Defending himself against claims his 20-year career in the army was spent behind a desk, Mr Kelly said: "I actually had to use the bayonet. I did actually stick them - I don't know if it was life threatening - to ward them off."
The parliamentary secretary for agriculture is in a war of words with his constituent, retired Air Vice-Marshal Peter Criss, and other veterans over military pensions, The Daily Telegraph reported.
Prior to the 2007 election, ex-servicemen and women called for their pensions to be indexed as others were.
Labor promised a review of this situation but once the election was won that promise stalled.
The veterans had believed Mr Kelly would support their campaign but they are angry government MPs voted down an opposition private member's bill in the senate in June.
Mr Kelly defended himself after Mr Criss implied he had served his time in a legal office, writing to him that he had been in life-threatening situations and had used his Steyr rifle to "buttstroke and bayonet".
His letter to Mr Criss was posted online by veterans groups, with barbs about his military service.
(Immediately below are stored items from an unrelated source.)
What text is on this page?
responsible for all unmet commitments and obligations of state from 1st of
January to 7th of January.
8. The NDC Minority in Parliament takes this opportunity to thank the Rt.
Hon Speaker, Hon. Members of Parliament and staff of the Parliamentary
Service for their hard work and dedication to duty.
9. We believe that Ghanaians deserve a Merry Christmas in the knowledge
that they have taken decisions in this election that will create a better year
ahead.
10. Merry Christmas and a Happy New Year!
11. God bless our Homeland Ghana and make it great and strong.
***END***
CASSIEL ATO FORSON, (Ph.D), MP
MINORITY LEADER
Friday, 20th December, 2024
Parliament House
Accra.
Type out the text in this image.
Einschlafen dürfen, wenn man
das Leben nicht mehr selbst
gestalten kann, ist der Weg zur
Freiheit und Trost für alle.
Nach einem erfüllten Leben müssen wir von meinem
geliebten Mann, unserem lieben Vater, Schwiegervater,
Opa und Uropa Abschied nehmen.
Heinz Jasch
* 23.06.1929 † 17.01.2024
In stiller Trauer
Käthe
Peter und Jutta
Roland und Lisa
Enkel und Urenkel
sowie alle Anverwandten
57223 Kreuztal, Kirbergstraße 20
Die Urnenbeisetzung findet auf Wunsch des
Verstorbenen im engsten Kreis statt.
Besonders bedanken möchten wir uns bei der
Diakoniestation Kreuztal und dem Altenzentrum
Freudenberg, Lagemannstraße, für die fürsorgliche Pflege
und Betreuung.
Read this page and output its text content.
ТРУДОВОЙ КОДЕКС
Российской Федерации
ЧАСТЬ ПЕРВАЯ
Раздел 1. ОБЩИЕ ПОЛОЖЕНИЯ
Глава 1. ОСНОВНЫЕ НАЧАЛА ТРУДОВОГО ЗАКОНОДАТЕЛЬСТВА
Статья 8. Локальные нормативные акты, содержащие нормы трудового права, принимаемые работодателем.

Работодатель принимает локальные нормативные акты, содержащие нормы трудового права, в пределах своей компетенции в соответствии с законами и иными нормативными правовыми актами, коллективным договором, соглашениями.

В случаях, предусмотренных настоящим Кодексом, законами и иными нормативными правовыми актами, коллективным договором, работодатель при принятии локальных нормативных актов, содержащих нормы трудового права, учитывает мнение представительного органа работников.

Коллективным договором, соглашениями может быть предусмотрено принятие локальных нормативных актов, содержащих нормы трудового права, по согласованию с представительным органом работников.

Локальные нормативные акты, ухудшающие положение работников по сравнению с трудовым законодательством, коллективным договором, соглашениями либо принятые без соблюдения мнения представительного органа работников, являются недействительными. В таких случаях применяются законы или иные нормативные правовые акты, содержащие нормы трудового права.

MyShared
Mr Kelly responded yesterday, revealing details of a night in 1993 when he used his bayonet after Somali warlord Hassan Gutaale Abdul had just been sentenced to death and he was confronted by a hostile group of his supporters.
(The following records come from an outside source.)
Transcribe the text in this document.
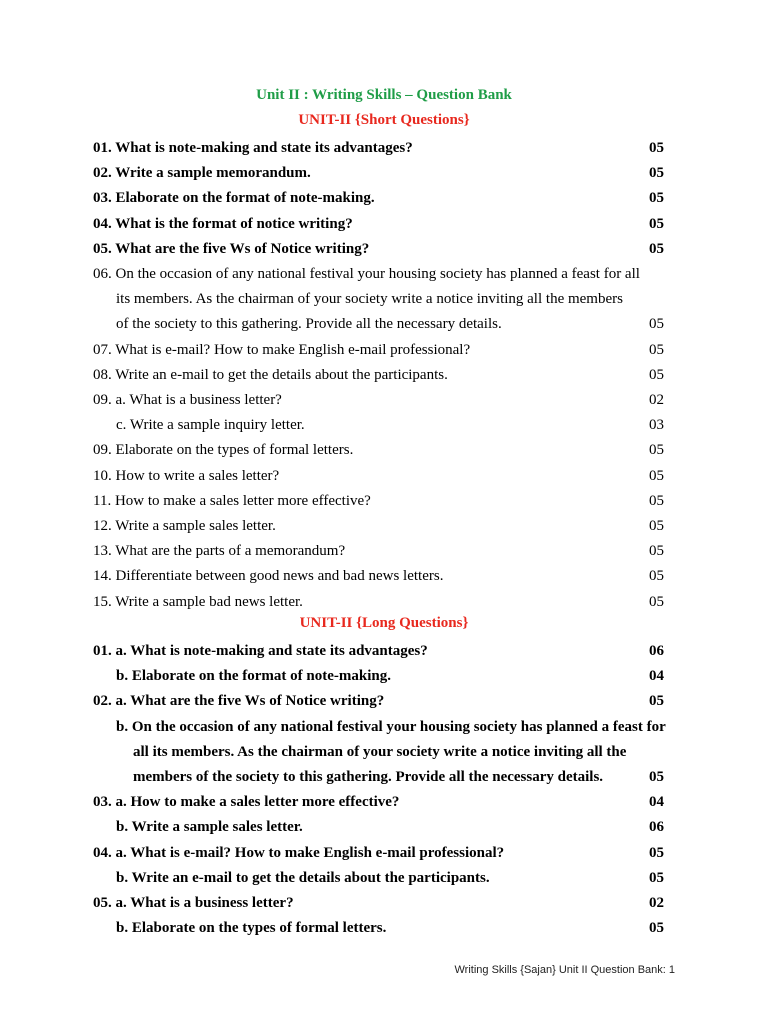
Unit II : Writing Skills – Question Bank
UNIT-II {Short Questions}
01. What is note-making and state its advantages?	05
02. Write a sample memorandum.	05
03. Elaborate on the format of note-making.	05
04. What is the format of notice writing?	05
05. What are the five Ws of Notice writing?	05
06. On the occasion of any national festival your housing society has planned a feast for all
its members. As the chairman of your society write a notice inviting all the members
of the society to this gathering. Provide all the necessary details.	05
07. What is e-mail? How to make English e-mail professional?	05
08. Write an e-mail to get the details about the participants.	05
09. a. What is a business letter?	02
c. Write a sample inquiry letter.	03
09. Elaborate on the types of formal letters.	05
10. How to write a sales letter?	05
11. How to make a sales letter more effective?	05
12. Write a sample sales letter.	05
13. What are the parts of a memorandum?	05
14. Differentiate between good news and bad news letters.	05
15. Write a sample bad news letter.	05
UNIT-II {Long Questions}
01. a. What is note-making and state its advantages?	06
b. Elaborate on the format of note-making.	04
02. a. What are the five Ws of Notice writing?	05
b. On the occasion of any national festival your housing society has planned a feast for
all its members. As the chairman of your society write a notice inviting all the
members of the society to this gathering. Provide all the necessary details.	05
03. a. How to make a sales letter more effective?	04
b. Write a sample sales letter.	06
04. a. What is e-mail? How to make English e-mail professional?	05
b. Write an e-mail to get the details about the participants.	05
05. a. What is a business letter?	02
b. Elaborate on the types of formal letters.	05
Writing Skills {Sajan} Unit II Question Bank: 1
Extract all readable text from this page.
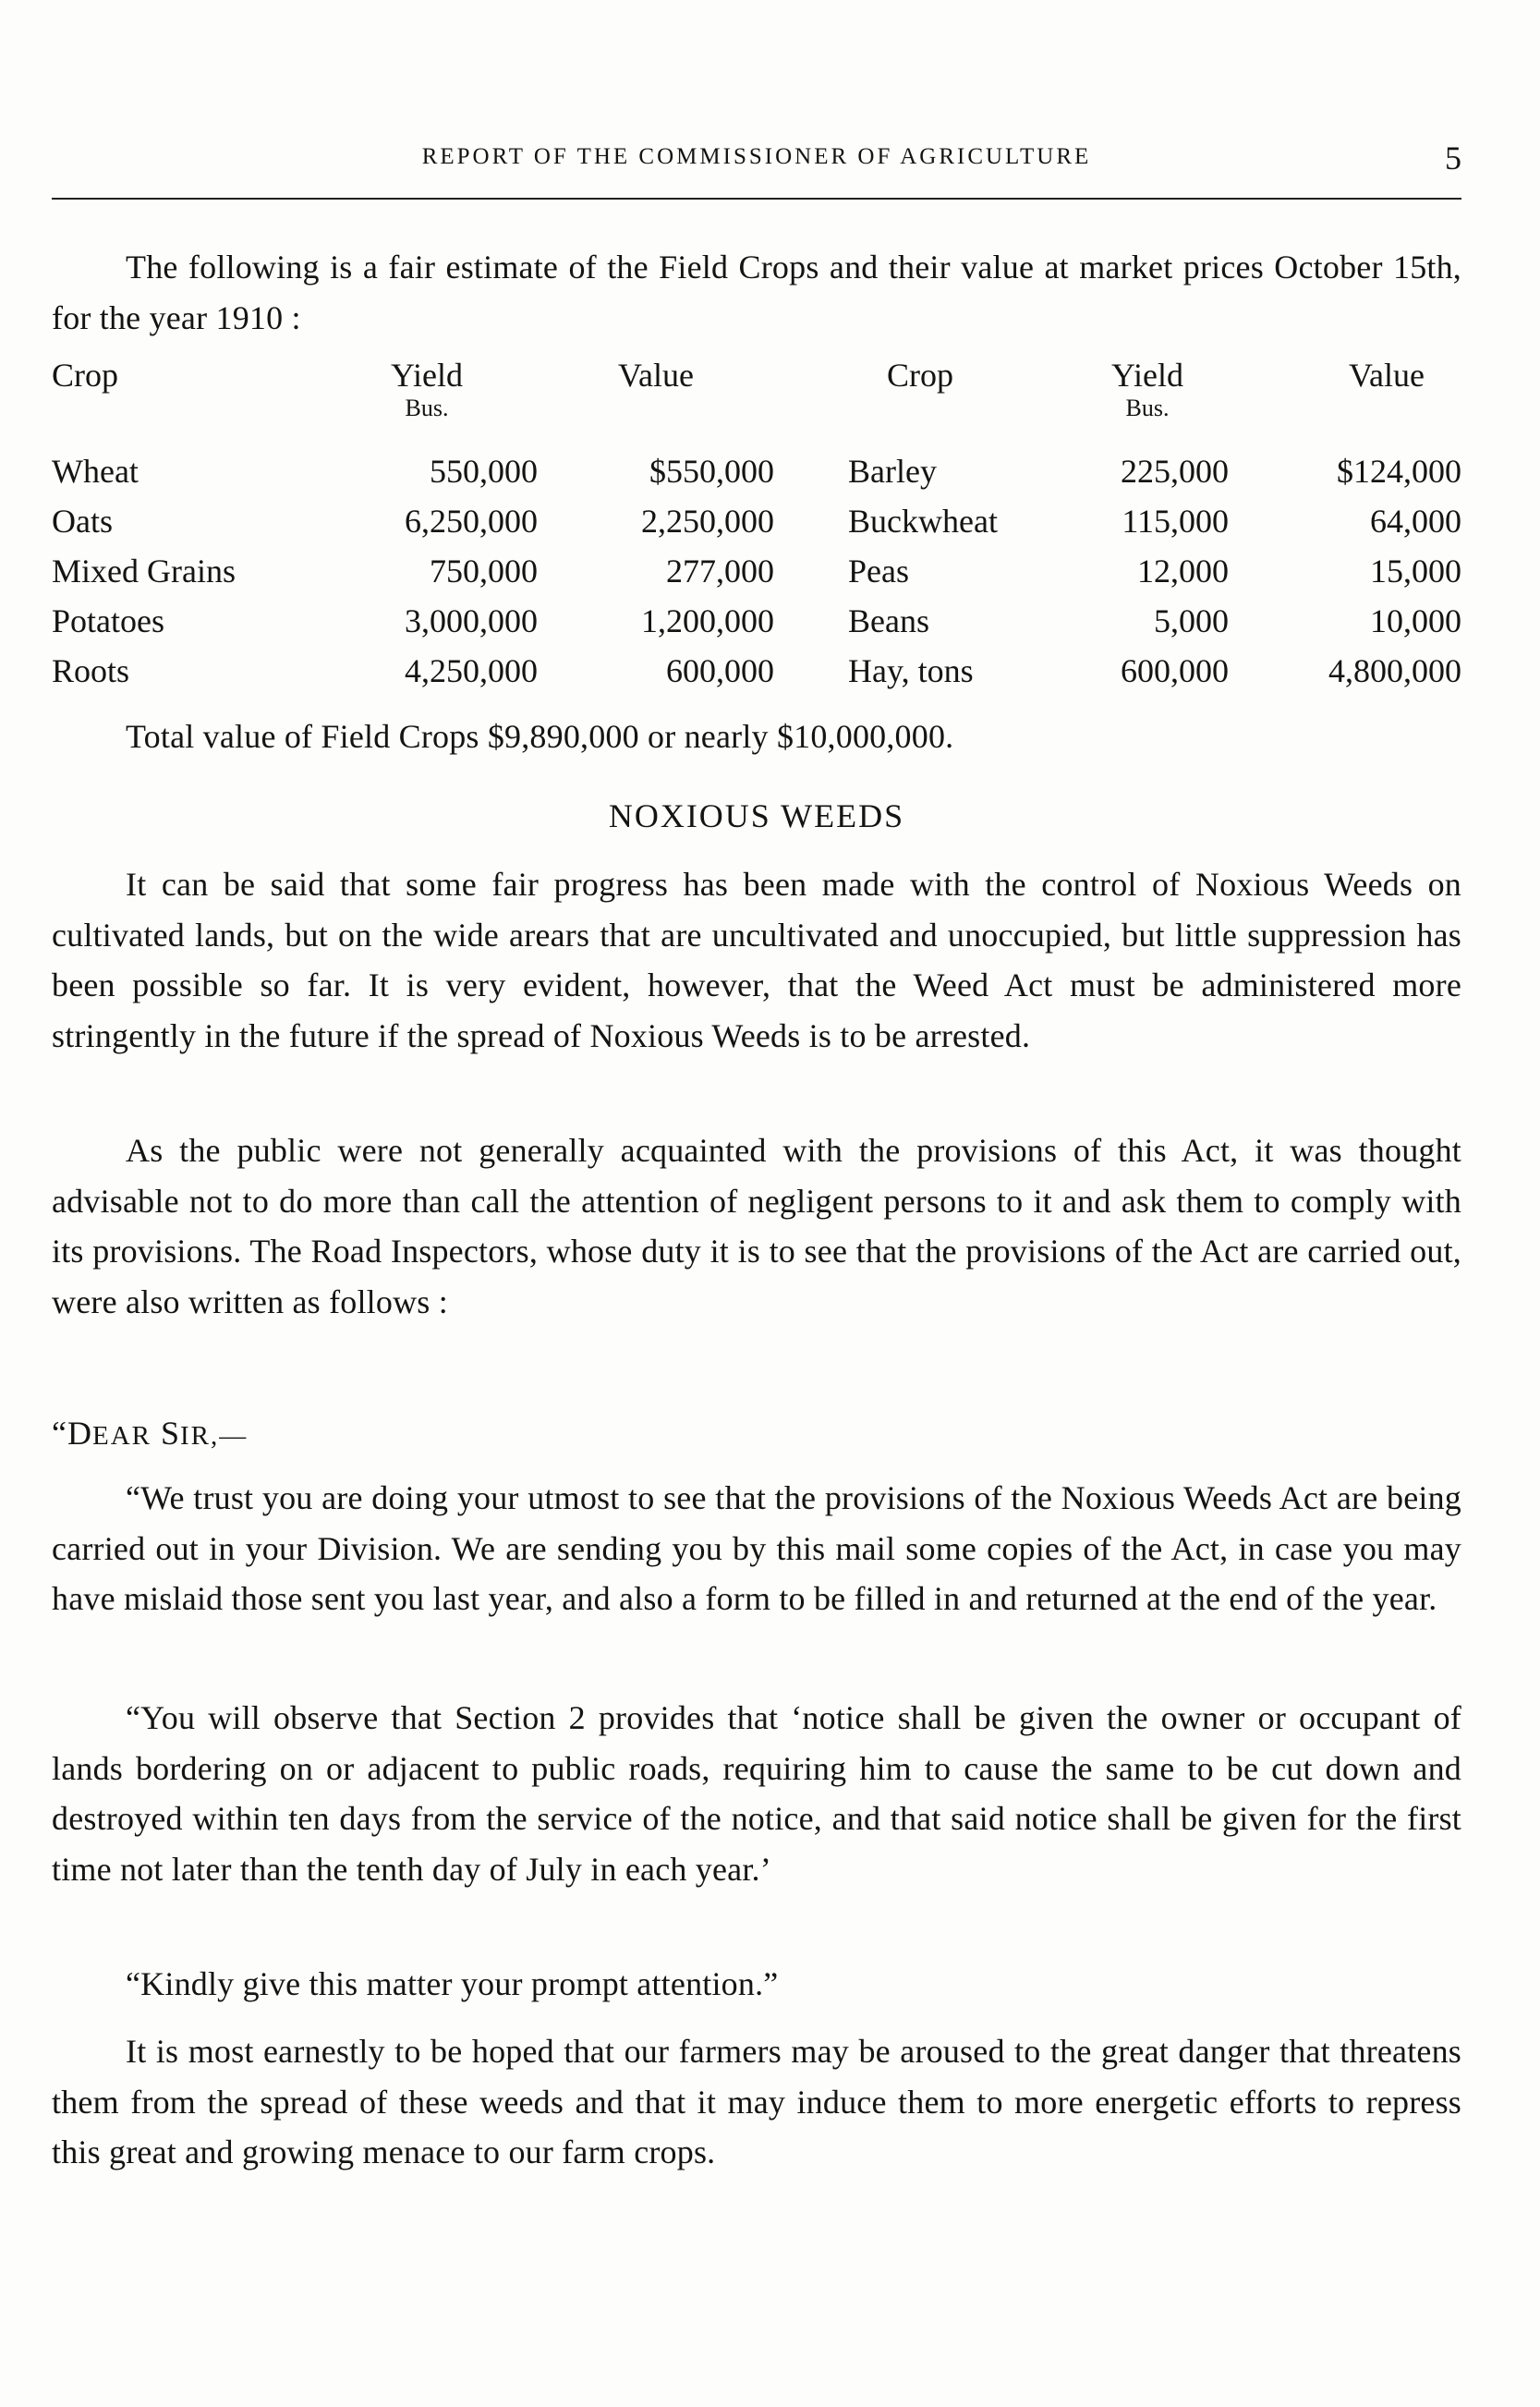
REPORT OF THE COMMISSIONER OF AGRICULTURE	5

The following is a fair estimate of the Field Crops and their value at market prices October 15th, for the year 1910 :

Crop	Yield	Value	Crop	Yield	Value
	Bus.			Bus.	
Wheat	550,000	$550,000	Barley	225,000	$124,000
Oats	6,250,000	2,250,000	Buckwheat	115,000	64,000
Mixed Grains	750,000	277,000	Peas	12,000	15,000
Potatoes	3,000,000	1,200,000	Beans	5,000	10,000
Roots	4,250,000	600,000	Hay, tons	600,000	4,800,000

Total value of Field Crops $9,890,000 or nearly $10,000,000.

NOXIOUS WEEDS

It can be said that some fair progress has been made with the control of Noxious Weeds on cultivated lands, but on the wide arears that are uncultivated and unoccupied, but little suppression has been possible so far. It is very evident, however, that the Weed Act must be administered more stringently in the future if the spread of Noxious Weeds is to be arrested.

As the public were not generally acquainted with the provisions of this Act, it was thought advisable not to do more than call the attention of negligent persons to it and ask them to comply with its provisions. The Road Inspectors, whose duty it is to see that the provisions of the Act are carried out, were also written as follows :

“DEAR SIR,—

“We trust you are doing your utmost to see that the provisions of the Noxious Weeds Act are being carried out in your Division. We are sending you by this mail some copies of the Act, in case you may have mislaid those sent you last year, and also a form to be filled in and returned at the end of the year.

“You will observe that Section 2 provides that ‘notice shall be given the owner or occupant of lands bordering on or adjacent to public roads, requiring him to cause the same to be cut down and destroyed within ten days from the service of the notice, and that said notice shall be given for the first time not later than the tenth day of July in each year.’

“Kindly give this matter your prompt attention.”

It is most earnestly to be hoped that our farmers may be aroused to the great danger that threatens them from the spread of these weeds and that it may induce them to more energetic efforts to repress this great and growing menace to our farm crops.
Mr Kelly, 51, a retired colonel, said his job was to make sure Gutaale was executed in accordance with international law.
"There was just myself and one other soldier there in the process of trying to secure the situation and get him to where he was to be executed," Mr Kelly said.
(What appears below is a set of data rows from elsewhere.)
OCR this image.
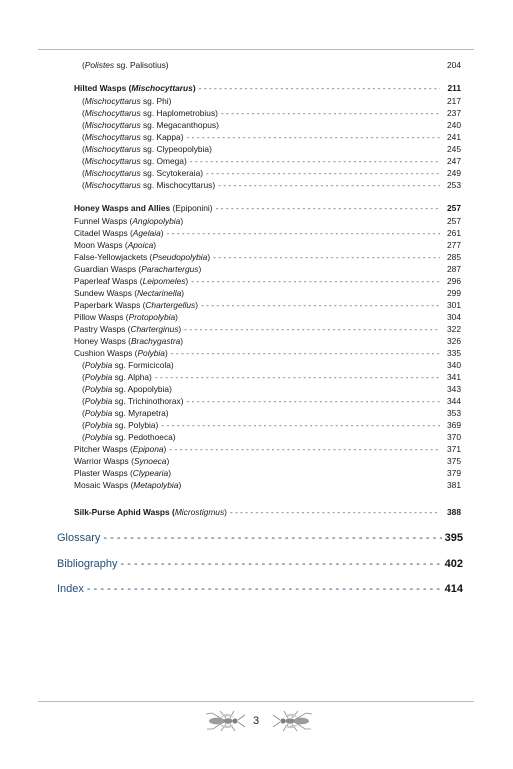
(Polistes sg. Palisotius)	204
Hilted Wasps (Mischocyttarus) - - -	211
(Mischocyttarus sg. Phi)	217
(Mischocyttarus sg. Haplometrobius) - - -	237
(Mischocyttarus sg. Megacanthopus)	240
(Mischocyttarus sg. Kappa) - - -	241
(Mischocyttarus sg. Clypeopolybia)	245
(Mischocyttarus sg. Omega) - - -	247
(Mischocyttarus sg. Scytokeraia) - - -	249
(Mischocyttarus sg. Mischocyttarus) - - -	253
Honey Wasps and Allies (Epiponini) - - -	257
Funnel Wasps (Angiopolybia)	257
Citadel Wasps (Agelaia) - - -	261
Moon Wasps (Apoica)	277
False-Yellowjackets (Pseudopolybia) - - -	285
Guardian Wasps (Parachartergus)	287
Paperleaf Wasps (Leipomeles) - - -	296
Sundew Wasps (Nectarinella)	299
Paperbark Wasps (Chartergellus) - - -	301
Pillow Wasps (Protopolybia)	304
Pastry Wasps (Charterginus) - - -	322
Honey Wasps (Brachygastra)	326
Cushion Wasps (Polybia) - - -	335
(Polybia sg. Formicicola)	340
(Polybia sg. Alpha) - - -	341
(Polybia sg. Apopolybia)	343
(Polybia sg. Trichinothorax) - - -	344
(Polybia sg. Myrapetra)	353
(Polybia sg. Polybia) - - -	369
(Polybia sg. Pedothoeca)	370
Pitcher Wasps (Epipona) - - -	371
Warrior Wasps (Synoeca)	375
Plaster Wasps (Clypearia)	379
Mosaic Wasps (Metapolybia)	381
Silk-Purse Aphid Wasps (Microstigmus) - - -	388
Glossary - - -	395
Bibliography - - -	402
Index - - -	414
3
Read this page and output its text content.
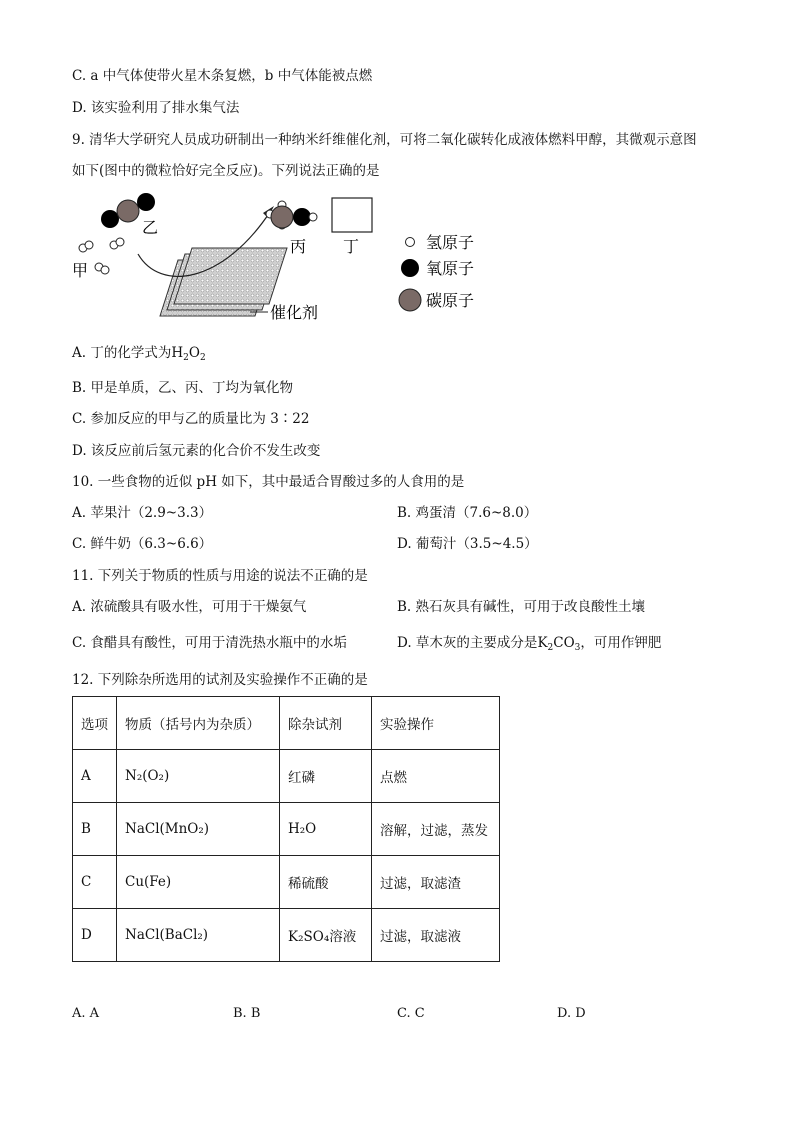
C. a 中气体使带火星木条复燃，b 中气体能被点燃
D. 该实验利用了排水集气法
9. 清华大学研究人员成功研制出一种纳米纤维催化剂，可将二氧化碳转化成液体燃料甲醇，其微观示意图
如下(图中的微粒恰好完全反应)。下列说法正确的是
催化剂
乙
甲
丙 丁	氢原子
氧原子
碳原子
A. 丁的化学式为$H_2O_2$
B. 甲是单质，乙、丙、丁均为氧化物
C. 参加反应的甲与乙的质量比为 3∶22
D. 该反应前后氢元素的化合价不发生改变
10. 一些食物的近似 pH 如下，其中最适合胃酸过多的人食用的是
A. 苹果汁（2.9~3.3）	B. 鸡蛋清（7.6~8.0）
C. 鲜牛奶（6.3~6.6）	D. 葡萄汁（3.5~4.5）
11. 下列关于物质的性质与用途的说法不正确的是
A. 浓硫酸具有吸水性，可用于干燥氨气	B. 熟石灰具有碱性，可用于改良酸性土壤
C. 食醋具有酸性，可用于清洗热水瓶中的水垢	D. 草木灰的主要成分是$K_2CO_3$，可用作钾肥
12. 下列除杂所选用的试剂及实验操作不正确的是
选项	物质（括号内为杂质）	除杂试剂	实验操作
A	N₂(O₂)	红磷	点燃
B	NaCl(MnO₂)	H₂O	溶解，过滤，蒸发
C	Cu(Fe)	稀硫酸	过滤，取滤渣
D	NaCl(BaCl₂)	K₂SO₄溶液	过滤，取滤液
A. A	B. B	C. C	D. D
"There was quite a bit of scuffling. I got attacked. He had always threatened he was going to take me with him if he went down. He jumped on me in the court room. I had to use my rifle to subdue him by buttstroking."
He said a price was put on his head as a result of his work to bring warlords to justice: "There were continuous radio broadcasts calling on people to do all sorts of nasty things, to disembowel me. It wasn't an office job."
Mr Kelly was awarded the Order of Australia and Chief of the General Staff Commendation for his service in Somalia.
During a year in Iraq in 2003, working on legal cases against Saddam Hussein and his henchmen, he saw American colleague Lieutenant Colonel Chad Buehring have half his head blown away in an attack on a building in Baghdad.
"He went to the window ... to return fire, he copped a full blast. One of the rounds blew off half his head. He survived for a little bit but he didn't make it. I saw a lot of blood and carnage," Mr Kelly said.
Mr Criss yesterday said he was stunned by the response to his letter - in which he referred to Mr Kelly's "much-touted military (legal) experience".
"I didn't want to attack Kelly's service," he said.
He and retired brigadier and Vietnam veteran Neil Weekes accused Mr Kelly and other Labor MPs of backtracking on efforts to help veterans win a higher indexation on their pensions.
Mr Kelly said last night he was still negotiating with the government on the veterans' behalf: "I'm still in there fighting for them."
What, were they out of fresh fruit?
If it wasn’t life threatening you didn’t do it right.